Nearby in the same market was a table of pâtés and potted meats. The man behind the table excitedly said over and over that they were all made from his own animals. “Mes animaux! Mes animaux!” he proclaimed with one hand over his heart and the other waving over the merchandise. I looked down at the jars of rillettes de lapin and then back at the big smile on their producer and was inclined to buy something except for the fact that the layer of fat at the top of each jar was about three times as thick as the meat beneath. I’d bet it was very luscious fat, though.

Much is made of the fondness of cheese among the French. Even the homeliest roadside diner will offer you cheese after your meal and they’re generally very proud of their assortments.

But what isn’t advertised as widely is the universal love of salad greens. At every market – of both the super- and open-air varieties – you’ll be met by rows and rows of lettuce. Big heads and small, smooth leaves and frilly, and it’s all beautiful. Perfect green leaves roll over each other like waves, like rose petals. More than once I’ve seen heads of frisée measuring two feet in diameter. The shopper doesn’t need to remove anything unattractive because the vendors do it themselves. Behind every vegetable display is a heap of trimmings. I love the pride that producers here show for the food they produce.

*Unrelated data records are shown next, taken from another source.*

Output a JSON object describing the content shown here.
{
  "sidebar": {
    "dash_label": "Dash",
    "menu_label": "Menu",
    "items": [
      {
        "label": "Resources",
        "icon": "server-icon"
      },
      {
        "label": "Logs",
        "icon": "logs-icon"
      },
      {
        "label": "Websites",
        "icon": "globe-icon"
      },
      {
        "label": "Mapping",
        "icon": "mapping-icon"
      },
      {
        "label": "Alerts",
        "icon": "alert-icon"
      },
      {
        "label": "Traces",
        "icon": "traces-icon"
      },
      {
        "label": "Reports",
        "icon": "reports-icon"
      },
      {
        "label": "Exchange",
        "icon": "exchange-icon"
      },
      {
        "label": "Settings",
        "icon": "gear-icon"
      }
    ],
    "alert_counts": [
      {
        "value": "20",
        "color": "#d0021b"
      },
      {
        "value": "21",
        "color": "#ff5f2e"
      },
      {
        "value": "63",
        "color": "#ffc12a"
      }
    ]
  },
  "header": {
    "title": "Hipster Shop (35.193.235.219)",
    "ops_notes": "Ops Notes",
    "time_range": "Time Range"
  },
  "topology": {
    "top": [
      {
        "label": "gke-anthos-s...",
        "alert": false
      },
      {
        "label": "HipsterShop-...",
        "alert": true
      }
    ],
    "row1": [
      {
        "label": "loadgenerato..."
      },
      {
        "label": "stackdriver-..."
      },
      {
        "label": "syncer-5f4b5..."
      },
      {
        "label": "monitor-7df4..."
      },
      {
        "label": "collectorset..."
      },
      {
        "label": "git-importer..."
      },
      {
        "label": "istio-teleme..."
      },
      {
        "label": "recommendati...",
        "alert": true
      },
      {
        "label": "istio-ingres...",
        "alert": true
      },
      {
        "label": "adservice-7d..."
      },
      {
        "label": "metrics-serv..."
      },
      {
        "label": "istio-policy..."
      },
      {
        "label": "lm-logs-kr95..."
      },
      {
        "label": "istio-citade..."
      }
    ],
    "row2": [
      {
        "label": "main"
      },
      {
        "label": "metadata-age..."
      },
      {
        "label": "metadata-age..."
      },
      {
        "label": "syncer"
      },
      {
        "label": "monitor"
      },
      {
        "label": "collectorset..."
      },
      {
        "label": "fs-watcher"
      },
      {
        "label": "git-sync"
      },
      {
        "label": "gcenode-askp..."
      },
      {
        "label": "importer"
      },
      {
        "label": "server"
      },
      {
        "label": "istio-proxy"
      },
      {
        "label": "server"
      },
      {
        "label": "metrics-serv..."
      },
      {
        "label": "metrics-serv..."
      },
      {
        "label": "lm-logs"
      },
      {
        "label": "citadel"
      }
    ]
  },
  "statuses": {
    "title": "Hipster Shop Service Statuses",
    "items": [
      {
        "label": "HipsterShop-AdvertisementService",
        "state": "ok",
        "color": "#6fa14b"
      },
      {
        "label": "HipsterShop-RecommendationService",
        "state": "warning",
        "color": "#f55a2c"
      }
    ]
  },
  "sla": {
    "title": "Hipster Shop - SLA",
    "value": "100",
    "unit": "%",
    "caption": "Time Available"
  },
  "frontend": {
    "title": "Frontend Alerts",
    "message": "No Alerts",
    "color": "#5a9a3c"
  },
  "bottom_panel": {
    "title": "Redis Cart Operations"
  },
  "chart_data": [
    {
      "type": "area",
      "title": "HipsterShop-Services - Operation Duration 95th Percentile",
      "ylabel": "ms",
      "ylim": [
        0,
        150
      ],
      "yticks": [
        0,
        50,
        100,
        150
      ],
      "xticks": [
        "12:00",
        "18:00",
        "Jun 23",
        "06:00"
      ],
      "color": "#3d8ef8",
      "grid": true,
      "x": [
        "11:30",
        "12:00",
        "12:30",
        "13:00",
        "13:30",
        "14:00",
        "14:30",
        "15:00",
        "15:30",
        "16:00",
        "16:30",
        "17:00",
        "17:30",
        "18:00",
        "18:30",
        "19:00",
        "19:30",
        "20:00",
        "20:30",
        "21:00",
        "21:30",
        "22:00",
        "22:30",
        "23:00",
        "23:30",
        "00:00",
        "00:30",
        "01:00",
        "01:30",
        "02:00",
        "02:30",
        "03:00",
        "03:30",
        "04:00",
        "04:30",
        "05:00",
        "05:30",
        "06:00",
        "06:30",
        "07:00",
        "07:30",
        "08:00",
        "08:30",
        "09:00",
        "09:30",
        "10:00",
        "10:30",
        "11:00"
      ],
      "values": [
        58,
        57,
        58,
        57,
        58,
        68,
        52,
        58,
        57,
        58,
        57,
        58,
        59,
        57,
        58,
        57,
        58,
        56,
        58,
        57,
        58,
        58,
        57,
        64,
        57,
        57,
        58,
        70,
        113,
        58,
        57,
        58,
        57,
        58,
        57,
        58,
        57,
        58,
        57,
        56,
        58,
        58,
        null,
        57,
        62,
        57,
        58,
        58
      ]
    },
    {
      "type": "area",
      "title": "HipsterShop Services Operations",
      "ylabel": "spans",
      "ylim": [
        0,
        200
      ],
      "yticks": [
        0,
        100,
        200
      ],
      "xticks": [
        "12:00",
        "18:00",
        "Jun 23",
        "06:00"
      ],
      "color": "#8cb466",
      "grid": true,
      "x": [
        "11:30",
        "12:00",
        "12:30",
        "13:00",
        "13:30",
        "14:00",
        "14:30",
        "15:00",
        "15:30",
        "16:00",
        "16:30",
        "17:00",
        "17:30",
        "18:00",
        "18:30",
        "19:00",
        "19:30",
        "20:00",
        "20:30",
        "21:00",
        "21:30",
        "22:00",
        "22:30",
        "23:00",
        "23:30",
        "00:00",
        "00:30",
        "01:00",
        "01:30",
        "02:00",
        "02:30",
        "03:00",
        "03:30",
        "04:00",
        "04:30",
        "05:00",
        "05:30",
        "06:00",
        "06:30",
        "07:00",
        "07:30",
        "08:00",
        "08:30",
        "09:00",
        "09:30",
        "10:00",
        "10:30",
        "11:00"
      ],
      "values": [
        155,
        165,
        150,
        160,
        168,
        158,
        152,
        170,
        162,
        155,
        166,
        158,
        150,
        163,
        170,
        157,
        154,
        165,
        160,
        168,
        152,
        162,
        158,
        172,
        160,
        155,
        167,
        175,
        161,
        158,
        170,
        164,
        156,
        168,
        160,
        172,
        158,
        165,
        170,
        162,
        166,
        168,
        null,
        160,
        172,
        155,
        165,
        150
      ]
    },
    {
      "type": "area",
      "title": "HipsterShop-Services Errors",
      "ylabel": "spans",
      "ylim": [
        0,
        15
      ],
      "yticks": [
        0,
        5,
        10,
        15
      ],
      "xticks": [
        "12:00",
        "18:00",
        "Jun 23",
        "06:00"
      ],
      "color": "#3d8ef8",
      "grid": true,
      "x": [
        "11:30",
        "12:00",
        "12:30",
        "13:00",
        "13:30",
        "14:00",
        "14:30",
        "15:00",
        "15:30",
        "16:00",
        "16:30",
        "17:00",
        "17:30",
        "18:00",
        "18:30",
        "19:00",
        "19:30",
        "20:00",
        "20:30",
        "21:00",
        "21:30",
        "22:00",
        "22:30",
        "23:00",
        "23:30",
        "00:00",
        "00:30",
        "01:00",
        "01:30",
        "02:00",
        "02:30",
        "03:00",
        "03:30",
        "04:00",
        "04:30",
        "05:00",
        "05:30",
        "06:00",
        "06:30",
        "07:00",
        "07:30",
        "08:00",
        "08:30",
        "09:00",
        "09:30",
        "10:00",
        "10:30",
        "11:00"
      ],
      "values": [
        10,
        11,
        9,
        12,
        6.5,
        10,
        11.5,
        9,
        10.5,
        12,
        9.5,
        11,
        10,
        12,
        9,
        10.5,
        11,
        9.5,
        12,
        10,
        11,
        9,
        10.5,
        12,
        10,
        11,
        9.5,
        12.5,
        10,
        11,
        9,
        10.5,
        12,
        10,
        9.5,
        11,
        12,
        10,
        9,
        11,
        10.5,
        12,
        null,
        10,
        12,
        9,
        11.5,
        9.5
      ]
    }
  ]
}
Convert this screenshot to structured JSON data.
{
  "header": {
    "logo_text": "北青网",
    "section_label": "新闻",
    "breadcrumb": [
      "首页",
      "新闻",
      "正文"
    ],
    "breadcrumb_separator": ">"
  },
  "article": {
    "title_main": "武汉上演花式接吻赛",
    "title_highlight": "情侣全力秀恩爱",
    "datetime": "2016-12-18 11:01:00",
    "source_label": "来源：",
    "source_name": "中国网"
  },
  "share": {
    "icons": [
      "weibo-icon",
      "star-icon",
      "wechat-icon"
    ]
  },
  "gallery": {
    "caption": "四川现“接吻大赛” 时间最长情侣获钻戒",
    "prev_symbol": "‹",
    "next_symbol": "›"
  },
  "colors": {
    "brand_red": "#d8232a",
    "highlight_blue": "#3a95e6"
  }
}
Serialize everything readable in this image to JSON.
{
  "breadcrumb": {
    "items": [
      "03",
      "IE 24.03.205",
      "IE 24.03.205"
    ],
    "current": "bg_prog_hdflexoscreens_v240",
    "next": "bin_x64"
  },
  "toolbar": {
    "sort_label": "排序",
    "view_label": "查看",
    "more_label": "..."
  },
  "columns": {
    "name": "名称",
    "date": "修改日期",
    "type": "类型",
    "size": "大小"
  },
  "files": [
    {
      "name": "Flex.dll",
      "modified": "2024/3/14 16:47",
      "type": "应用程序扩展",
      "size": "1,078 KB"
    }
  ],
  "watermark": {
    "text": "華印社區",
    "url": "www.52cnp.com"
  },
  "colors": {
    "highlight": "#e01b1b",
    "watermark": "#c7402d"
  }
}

Here is the most beautiful spinach I ever saw. Some of the leaves were six inches across and they were all perfect. It came from the Saturday market in Perpignan.

Carcassonne, the medieval walled city I’ve mentioned in these pages before, sits smack in the middle of cassoulet country. White beans are baked for hours with various meats – most often local sausages, duck confit and slab bacon – and metamorphose into a finished product exponentially greater than the sum of its parts. In years past I have made this unctuous dish, usually following Julia Child’s long and detailed instructions, but cassoulet is essentially peasant food and allows infinite variations. Every restaurant in Carcassonne touts its Cassoulet à l’Ancienne or Cassoulet Languedocien and they’re all good. You can even get it in a can, and that’s good. The only thing not good about cassoulet is making and eating it in August in San Antonio, Texas, which I have done, but that was my fault and shouldn’t reflect adversely on such a noble dish.